Um sintoma bastante significativo da importância daquele mercado para o comércio internacional foi a abertura pela Miolo de uma loja de marca própria na cidade de Shangai em 2011. Os efeitos positivos podem ser medidos pelo fato de a China já ser o segundo maior mercado internacional da marca, perdendo apenas - e por enquanto - para a Grã-Bretanha.

Longa história
O mesmo espanto que os europeus demonstram quando aprendem que a vinicultura brasileira tem 130 anos de idade, eu tive ao descobrir que a vinícola Changyu foi fundada no longínquo ano de 1892, pelo rico empresário Chang Bishi, que importou mais de 100 variedades de videiras para experimentá-las nas encostas verdejantes de Yantai, à beira do mar Amarelo, na região acima citada de Shandong. O nome da vinícola é a contração do prenome do fundador com a palavra "yu", que significa prosperidade.

Em poucos anos, a vinícola obteve reconhecimento nacional e internacional, tendo até mesmo sido premiada em concursos nos Estados Unidos. No entanto, nada sei e nada se escreve sobre o destino da vinícola durante o período comunista e, principalmente, durante a devastadora Revolução Cultural de Mao Tsé-Tung.
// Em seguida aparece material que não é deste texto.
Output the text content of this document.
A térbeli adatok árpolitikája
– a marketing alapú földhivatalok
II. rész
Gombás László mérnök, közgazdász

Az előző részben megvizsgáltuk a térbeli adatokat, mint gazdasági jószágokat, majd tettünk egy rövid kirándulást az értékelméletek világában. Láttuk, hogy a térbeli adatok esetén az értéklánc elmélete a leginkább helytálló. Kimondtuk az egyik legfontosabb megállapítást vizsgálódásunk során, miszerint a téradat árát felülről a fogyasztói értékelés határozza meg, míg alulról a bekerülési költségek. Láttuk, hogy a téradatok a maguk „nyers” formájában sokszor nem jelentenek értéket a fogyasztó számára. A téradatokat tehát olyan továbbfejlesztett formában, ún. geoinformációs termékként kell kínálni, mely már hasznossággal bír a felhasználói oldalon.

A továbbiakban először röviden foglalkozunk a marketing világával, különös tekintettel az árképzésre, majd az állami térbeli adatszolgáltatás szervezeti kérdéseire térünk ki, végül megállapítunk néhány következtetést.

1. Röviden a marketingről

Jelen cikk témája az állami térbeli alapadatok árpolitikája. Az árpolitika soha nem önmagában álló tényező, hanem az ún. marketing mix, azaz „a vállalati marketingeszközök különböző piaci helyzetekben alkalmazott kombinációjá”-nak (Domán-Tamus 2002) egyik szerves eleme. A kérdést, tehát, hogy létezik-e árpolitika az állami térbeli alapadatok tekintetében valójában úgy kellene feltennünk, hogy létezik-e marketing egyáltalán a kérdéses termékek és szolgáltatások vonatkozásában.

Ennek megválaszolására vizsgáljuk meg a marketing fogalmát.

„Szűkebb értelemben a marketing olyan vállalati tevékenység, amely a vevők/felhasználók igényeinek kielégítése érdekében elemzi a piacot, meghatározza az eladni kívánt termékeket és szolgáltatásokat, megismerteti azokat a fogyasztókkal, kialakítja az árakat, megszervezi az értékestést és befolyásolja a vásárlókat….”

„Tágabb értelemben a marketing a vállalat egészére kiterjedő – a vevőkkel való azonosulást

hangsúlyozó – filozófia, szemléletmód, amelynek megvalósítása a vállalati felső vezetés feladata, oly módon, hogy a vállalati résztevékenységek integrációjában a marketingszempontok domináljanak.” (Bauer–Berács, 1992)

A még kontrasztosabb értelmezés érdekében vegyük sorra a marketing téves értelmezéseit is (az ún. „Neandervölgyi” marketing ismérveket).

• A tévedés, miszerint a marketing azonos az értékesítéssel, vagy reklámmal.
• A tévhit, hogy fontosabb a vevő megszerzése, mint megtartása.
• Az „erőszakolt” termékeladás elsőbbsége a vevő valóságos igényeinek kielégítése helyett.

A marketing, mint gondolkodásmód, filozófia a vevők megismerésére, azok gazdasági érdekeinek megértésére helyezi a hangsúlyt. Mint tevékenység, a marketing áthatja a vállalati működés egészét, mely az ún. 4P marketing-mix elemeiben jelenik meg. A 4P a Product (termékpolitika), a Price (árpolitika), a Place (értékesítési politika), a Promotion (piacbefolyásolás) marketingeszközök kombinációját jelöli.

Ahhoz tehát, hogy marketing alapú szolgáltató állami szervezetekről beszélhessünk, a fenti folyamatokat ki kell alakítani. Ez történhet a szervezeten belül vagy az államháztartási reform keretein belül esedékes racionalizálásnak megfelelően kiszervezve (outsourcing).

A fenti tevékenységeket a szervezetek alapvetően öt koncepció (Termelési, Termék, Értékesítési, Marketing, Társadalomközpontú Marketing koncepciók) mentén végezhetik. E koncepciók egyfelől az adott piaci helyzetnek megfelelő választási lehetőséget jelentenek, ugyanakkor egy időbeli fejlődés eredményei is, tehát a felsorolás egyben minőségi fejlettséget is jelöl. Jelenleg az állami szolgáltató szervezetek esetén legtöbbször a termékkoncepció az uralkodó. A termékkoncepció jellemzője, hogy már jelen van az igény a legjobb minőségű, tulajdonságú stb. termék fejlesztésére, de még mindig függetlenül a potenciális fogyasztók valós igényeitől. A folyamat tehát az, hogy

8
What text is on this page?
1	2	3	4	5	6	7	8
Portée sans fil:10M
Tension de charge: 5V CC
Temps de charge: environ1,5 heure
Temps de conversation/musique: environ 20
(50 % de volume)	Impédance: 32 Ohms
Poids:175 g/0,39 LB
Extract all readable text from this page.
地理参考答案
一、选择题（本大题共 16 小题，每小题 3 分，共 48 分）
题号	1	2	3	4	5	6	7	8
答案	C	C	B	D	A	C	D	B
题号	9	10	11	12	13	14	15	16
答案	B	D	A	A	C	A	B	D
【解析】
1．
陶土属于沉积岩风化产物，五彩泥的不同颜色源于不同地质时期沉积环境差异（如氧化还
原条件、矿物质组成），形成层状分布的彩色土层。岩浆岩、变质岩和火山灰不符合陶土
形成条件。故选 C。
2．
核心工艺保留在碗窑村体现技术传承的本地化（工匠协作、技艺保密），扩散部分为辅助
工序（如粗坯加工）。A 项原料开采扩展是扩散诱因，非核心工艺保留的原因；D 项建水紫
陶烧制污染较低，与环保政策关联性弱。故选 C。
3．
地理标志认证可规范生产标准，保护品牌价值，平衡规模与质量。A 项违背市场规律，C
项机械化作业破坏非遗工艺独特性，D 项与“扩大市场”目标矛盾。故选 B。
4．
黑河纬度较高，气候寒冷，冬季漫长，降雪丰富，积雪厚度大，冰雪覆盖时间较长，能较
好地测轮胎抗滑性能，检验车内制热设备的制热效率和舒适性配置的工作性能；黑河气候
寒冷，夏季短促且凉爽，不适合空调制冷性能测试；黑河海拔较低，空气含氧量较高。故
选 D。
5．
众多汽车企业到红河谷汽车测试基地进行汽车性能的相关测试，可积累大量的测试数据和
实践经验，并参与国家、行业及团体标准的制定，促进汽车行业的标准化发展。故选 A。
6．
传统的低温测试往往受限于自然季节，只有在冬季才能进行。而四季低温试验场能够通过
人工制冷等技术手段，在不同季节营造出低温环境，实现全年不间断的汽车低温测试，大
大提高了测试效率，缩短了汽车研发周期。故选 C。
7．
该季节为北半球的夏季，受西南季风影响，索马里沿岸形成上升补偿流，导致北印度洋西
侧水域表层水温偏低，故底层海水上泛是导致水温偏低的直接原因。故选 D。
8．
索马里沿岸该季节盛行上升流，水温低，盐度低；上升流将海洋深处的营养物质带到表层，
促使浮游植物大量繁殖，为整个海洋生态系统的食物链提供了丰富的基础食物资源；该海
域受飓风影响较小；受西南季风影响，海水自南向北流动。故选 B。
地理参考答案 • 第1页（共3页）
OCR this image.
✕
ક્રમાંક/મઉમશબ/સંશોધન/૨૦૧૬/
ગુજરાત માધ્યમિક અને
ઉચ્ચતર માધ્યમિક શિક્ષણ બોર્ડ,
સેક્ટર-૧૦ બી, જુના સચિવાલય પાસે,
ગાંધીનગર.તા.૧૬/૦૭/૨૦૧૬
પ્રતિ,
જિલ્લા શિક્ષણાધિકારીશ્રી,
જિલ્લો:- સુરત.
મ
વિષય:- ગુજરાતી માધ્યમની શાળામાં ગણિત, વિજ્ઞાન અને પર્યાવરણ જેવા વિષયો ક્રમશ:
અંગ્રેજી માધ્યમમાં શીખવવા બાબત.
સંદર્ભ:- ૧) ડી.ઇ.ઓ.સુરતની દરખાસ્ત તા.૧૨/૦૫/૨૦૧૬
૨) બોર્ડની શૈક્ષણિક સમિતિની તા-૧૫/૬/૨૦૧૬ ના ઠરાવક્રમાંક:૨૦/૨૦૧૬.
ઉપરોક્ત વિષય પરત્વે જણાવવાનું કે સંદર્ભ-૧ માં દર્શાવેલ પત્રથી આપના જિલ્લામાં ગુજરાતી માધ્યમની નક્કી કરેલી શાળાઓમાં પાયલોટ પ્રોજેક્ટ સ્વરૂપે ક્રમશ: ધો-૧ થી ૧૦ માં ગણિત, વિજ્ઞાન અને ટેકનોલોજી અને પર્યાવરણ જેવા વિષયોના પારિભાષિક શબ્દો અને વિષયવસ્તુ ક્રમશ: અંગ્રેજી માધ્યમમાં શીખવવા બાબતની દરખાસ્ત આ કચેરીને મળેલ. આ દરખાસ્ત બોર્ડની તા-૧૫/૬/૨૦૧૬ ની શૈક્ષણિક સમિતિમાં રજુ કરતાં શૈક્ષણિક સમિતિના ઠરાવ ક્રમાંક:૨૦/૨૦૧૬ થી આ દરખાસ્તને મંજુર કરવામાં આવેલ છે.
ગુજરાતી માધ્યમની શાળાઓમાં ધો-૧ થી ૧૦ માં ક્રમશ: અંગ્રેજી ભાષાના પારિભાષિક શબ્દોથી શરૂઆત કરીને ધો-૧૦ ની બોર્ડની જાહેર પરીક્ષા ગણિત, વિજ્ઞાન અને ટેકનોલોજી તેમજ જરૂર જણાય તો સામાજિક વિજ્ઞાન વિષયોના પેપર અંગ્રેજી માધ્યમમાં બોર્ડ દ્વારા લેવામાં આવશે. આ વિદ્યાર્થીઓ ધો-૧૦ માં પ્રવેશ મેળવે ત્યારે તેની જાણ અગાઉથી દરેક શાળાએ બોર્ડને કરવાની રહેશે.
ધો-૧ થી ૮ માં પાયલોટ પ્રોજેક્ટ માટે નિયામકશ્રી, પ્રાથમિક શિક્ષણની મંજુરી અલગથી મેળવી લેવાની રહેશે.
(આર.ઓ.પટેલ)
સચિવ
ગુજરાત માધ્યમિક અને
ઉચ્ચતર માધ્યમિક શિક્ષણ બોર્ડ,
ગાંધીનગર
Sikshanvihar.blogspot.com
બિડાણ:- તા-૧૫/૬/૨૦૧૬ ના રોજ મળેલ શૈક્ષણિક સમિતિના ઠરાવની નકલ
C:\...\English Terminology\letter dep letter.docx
A próxima notícia que se tem é a compra de um terço da vinícola pela italiana Saronno, em 2005, e que ela é, de longe, a maior e mais importante das empresas vinícolas chinesas.

Boas impressões
A fantástica experiência de conhecer um vinho chinês me foi proporcionada pela enófila Teresa Cristina, que ganhou a garrafa de um amigo que esteve viajando por aquele distante país. Foi durante um jantar na casa de meu sócio e amigo Thiago, que Teresa gentilmente dividiu sua preciosa garrafa conosco.

Thiago é um chef amador de origem libanesa e sua especialidade, é claro, é a culinária árabe. Em nossos pratos passaram Salada Fatuch, Quibe de Bandeja, Babaganuch com molho de Tahine, Pasta Homus, Arroz com Aletria e Pão Sírio. Com isso surgiu a muito estranha harmonização de um vinho chinês com gastronomia tradicional do Líbano. E não é que deu certo?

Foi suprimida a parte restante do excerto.